Here is a simple example with a coordinator on COM3 and an arbitrary number of end devices that we're going to configure and monitor for sampling.

var controller = new XBeeController();

// setup a simple callback for each time we discover a node
controller.NodeDiscovered += async (sender, args) => 
{
    Console.WriteLine("Discovered {0}", args.Name);
    
	// setup some pins
    await args.Node.SetInputOutputConfigurationAsync(InputOutputChannel.Channel2, InputOutputConfiguration.DigitalIn);
    await args.Node.SetInputOutputConfigurationAsync(InputOutputChannel.Channel3, InputOutputConfiguration.AnalogIn);
    
	// set sample rate
    await args.Node.SetSampleRateAsync(TimeSpan.FromSeconds(5));
    
	// register callback for sample recieved from this node
	// TODO: in practice you would want to make sure you only subscribe once (or better yet use Rx)
    args.Node.SampleReceived += (node, sample) => Console.WriteLine("Sample recieved: {0}", sample);
}

// open the connection to our coordinator
await controller.OpenAsync("COM3", 9600);

// now discover the network, which will trigger the NodeDiscovered callback for each node found
await controller.DiscoverNetworkAsync();

Console.ReadKey();

controller.Dispose();

// wait for the samples to flow in...

If you don't know a priori what port the XBee will be attached to you can also scan for it:

var controller = await XBeeController.FindAndOpenAsync(SerialPort.GetPortNames(), 9600);

if(controller != null)
   // ...

Nodes

The XBeeController class represents the local serial attached XBee API. This would typically be a coordinator but could be any device to be controlled via a serial port.

While the controller represents the API, if we want to control the node itself we need to access the local node property.

var localNode = controller.Local;
// which is the same as calling await controller.GetNodeAsync(); // (address = null)

var serialNumber = await localNode.GetSerialNumberAsync();
// etc

This allows us to treat the local node and remote nodes in the same fashion.

var remoteNode = await controller.GetNodeAsync(address);
var serialNumber = await remoteNode.GetSerialNumberAsync();

The address for the remote node can be determined in a number of ways. Either connect the remote node physically and use one of the X-CTU utilities (or the above code) or use network discovery.

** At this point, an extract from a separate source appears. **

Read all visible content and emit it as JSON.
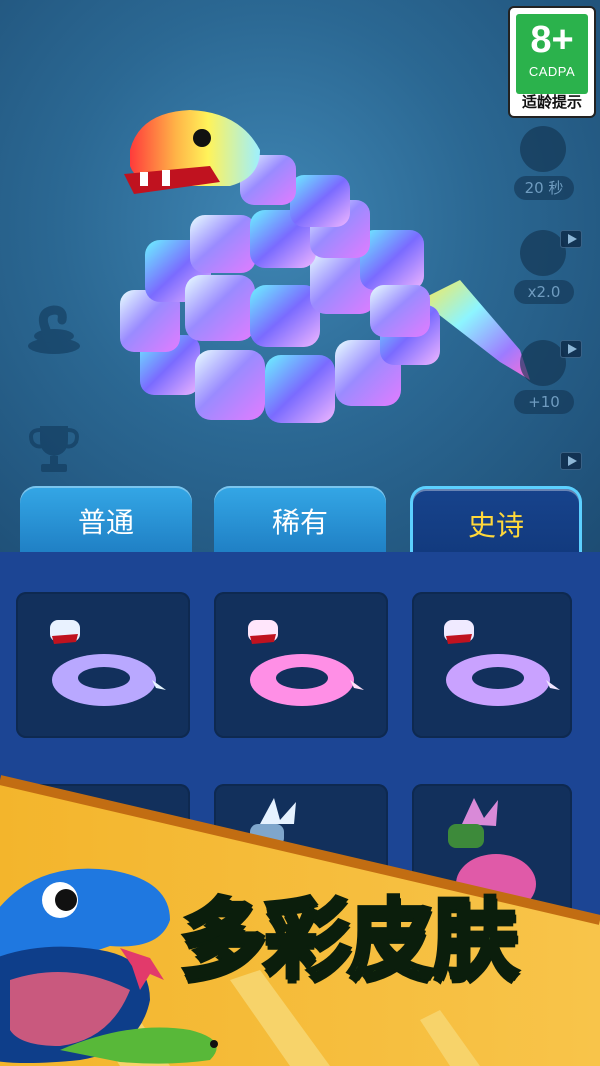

In some cases, you may have to cast the node to a specific device class to access functions that are not broadly supported. For example:

var remoteNode = (XBeeSeries1) await controller.GetNodeAsync(address);
var pullUpResistorConfig = await remoteNode.GetPullUpResistorConfigurationAsync();

Command and Events

XBees are based on a sort of command-event model where the coordinator is either telling the XBee to do something or the XBee is telling the coordinator that something happened.

Commands

The first type of command is what XBee calls AT commands. An example is a command that can be used to configure pins on the XBee, setting pins high or low or reserving them for input.

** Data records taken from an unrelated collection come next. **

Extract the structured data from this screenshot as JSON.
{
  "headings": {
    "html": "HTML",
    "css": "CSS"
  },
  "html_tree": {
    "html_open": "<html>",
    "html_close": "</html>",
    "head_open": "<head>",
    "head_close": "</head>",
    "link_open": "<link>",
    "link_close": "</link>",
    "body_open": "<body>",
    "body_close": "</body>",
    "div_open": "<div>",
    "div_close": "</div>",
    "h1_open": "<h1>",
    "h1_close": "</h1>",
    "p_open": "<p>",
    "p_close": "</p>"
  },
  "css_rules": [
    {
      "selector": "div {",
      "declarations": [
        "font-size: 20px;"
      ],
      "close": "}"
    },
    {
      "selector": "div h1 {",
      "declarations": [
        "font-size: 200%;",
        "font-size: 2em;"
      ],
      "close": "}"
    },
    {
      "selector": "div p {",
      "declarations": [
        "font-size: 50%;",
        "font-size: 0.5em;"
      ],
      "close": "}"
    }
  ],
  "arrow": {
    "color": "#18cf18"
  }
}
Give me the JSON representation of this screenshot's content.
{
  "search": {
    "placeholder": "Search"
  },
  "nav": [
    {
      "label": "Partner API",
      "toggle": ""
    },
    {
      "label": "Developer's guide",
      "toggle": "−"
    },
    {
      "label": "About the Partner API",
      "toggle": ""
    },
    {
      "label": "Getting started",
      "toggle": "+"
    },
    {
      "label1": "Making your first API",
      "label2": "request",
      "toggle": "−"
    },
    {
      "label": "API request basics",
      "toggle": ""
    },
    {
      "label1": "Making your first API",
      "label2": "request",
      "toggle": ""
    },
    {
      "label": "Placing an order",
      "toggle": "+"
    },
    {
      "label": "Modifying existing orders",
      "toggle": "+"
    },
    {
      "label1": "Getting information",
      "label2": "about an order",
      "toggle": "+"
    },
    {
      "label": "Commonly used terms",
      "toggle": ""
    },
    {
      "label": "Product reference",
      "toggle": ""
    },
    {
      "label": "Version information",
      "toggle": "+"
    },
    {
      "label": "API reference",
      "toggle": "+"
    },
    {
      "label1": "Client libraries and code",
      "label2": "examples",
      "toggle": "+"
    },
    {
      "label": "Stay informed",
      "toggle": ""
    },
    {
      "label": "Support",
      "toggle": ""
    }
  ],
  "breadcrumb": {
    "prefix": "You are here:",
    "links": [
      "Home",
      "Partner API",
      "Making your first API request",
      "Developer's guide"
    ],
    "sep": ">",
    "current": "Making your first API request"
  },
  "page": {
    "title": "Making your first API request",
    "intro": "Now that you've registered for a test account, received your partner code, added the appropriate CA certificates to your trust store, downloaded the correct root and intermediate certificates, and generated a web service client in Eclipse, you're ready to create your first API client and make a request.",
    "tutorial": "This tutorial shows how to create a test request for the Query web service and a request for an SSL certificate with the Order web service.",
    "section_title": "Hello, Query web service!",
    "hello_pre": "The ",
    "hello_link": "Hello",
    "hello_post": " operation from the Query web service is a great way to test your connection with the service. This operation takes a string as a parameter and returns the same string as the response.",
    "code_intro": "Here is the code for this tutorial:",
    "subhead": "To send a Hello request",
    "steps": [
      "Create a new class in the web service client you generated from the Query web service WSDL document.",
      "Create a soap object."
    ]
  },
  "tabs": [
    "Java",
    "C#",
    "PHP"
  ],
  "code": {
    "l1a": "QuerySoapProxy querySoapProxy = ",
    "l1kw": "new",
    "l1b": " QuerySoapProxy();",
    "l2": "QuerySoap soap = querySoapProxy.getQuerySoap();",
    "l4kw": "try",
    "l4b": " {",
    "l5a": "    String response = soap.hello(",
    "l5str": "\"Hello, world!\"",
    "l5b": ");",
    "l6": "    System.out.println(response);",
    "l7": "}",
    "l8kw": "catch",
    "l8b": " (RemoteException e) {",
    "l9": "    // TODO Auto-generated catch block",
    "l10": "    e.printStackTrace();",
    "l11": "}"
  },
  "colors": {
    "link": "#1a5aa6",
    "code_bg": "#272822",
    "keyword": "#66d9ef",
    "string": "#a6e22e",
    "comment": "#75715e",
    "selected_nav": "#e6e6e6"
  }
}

await node.SetInputOutputConfigurationAsync(InputOutputChannel.Channel4, InputOutputConfiguration.DigitalHigh);

This will force pin DIO4 high. Note that which physical pin this translates to depends on the model.

Below is a table summarizing the commands supported by this library.

AT Commands

All other commands are currently unsupported but feel free to file an issue if you'd like to see something that isn't here.

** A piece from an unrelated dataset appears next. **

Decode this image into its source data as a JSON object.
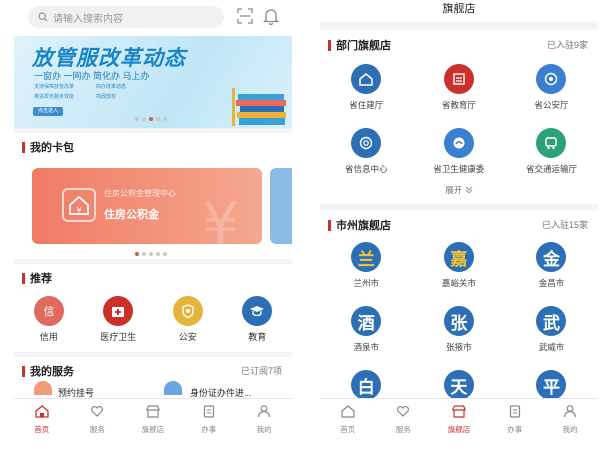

Note 1: Use GetIPAddressAsync.

Serial Data

The second type of command involves sending arbitrary serial data to a node. In the simplest case this can act as a transparent passthrough as most XBees will pass the serial data to their local UART. However, in the case of programmable XBees it is possible to intercept the serial data and store it, interpret it, etc.

await node.TransmitDataAsync(Encoding.UTF8.GetBytes("Hello!"));

Events

Somewhat confusingly, XBees have two different mechanisms for asychronously sending data to the coordinator. The first is sampling and the second is serial data. Samples coorespond to our pin example from above and represent the "input" part of GPIO.

As such, we can configure a pin to take and return a sample to the coordinator.

// subscribe to the node
node.SampleReceived += (o, eventArgs) => Console.WriteLine(eventArgs.DigitalSampleState);

// configure a pin for digital sampling
await node.SetInputOutputConfigurationAsync(InputOutputChannel.Channel5, InputOutputConfiguration.DigitalIn);

At this point the node is set to send samples from pin DIO5 but not necessarily to take samples. There are three ways to trigger a sample: forced, periodic, or change detect.

await node.ForceSampleAsync(); // force

await node.SetSampleRateAsync(TimeSpan.FromSeconds(5)); // periodic

await node.SetChangeDetectionChannelsAsync(DigitalSampleChannels.Input5); // change detect

The second mechanism for asynchronous remote data transmit is simply the receive side of the transparent serial channel.

node.DataReceived += (o, eventArgs) => Console.WriteLine("Received {0} bytes", eventArgs.Data.Length);

Again, this data would either be supplied by the external UART on the remote node or by the microcontroller on the remote node.